At first, we would like to see the significance for each variable
exp(fit_5$coefficients)
## (Intercept) BROOKLYN MANHATTAN PERP_25
## 0.1893076 0.8968336 0.8850719 1.3618291
## PERP_45 PERP_65 VIC_AGE_GROUP18-24 VIC_AGE_GROUP25-44
## 1.9209265 2.4727271 1.2569399 1.4176470
## VIC_AGE_GROUP45-64 VIC_AGE_GROUP65+ time_periodEVENING time_periodMIDNIGHT
## 1.4643475 1.9122647 1.1213333 1.1380352
## time_periodMORNING
## 1.3259992
With the above results, we can have the following conclusion:
-Shooting incidents happen in BROOKLYN and MANHATTAN are less likely to be a murder.
-When perpetrators’ age increases, the probability that this shooting incident to become a murder also increases. This conclusion holds for victims.
-Shooting incidents happen in the morning are more like to be a murder.
For example, we have two shooting incidents now. We will use this model to predict which one has a higher probability to be a murder.
–A 36-year-old white female was killed by a 20-year-old black male at 10pm in Brooklyn.
–A 48-year-old Asian male was killed by a 54-year-old white male at 10am in Queens.
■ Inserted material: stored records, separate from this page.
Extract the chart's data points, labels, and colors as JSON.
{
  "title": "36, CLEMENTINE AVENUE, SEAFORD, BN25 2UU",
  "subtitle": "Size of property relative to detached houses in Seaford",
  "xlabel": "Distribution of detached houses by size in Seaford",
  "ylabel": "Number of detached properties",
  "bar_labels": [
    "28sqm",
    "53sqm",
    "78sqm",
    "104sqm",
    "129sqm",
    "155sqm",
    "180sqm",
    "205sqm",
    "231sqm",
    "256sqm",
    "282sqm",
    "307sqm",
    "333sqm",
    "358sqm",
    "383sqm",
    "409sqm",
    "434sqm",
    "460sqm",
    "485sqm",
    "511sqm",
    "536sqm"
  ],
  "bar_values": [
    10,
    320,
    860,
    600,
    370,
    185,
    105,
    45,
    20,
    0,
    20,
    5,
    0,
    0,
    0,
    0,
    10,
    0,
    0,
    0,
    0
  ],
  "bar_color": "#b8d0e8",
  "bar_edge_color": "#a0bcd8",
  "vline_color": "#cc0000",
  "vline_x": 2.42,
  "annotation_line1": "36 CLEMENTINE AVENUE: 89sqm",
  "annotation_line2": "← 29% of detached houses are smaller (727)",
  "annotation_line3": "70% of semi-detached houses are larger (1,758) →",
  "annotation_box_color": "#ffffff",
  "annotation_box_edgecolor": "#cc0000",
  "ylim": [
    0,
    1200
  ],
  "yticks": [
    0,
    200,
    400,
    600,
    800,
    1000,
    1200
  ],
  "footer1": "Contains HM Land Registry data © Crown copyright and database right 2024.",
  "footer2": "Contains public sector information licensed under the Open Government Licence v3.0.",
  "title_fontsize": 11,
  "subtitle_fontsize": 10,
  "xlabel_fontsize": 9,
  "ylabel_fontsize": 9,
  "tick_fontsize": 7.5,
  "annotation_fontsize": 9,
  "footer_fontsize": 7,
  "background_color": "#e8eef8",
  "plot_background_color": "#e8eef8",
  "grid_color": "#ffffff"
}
test_data = data_frame(BROOKLYN = c(1,0) , MANHATTAN = c(0,0) ,PERP_25 = c(1,0), PERP_45 = c(0,1), PERP_65 = c(0,0) , VIC_AGE_GROUP = c("25-44","45-64"),VIC_RACE = c("WHITE","ASIAN"),VIC_SEX = c("F","M"),time_period=c("EVENING","MORNING"))
test_data
## # A tibble: 2 × 9
## BROOKLYN MANHATTAN PERP_25 PERP_45 PERP_65 VIC_AGE_GROUP VIC_RACE VIC_SEX
## <dbl> <dbl> <dbl> <dbl> <dbl> <chr> <chr> <chr>
## 1 1 0 1 0 0 25-44 WHITE F
## 2 0 0 0 1 0 45-64 ASIAN M
## # … with 1 more variable: time_period <chr>
test_data$prob = predict(fit_5, newdata=test_data, type="response")
test_data$prob
## 1 2
## 0.2687603 0.4138679
From the prediction, we can see that the second one has a higher possibility to be a murder.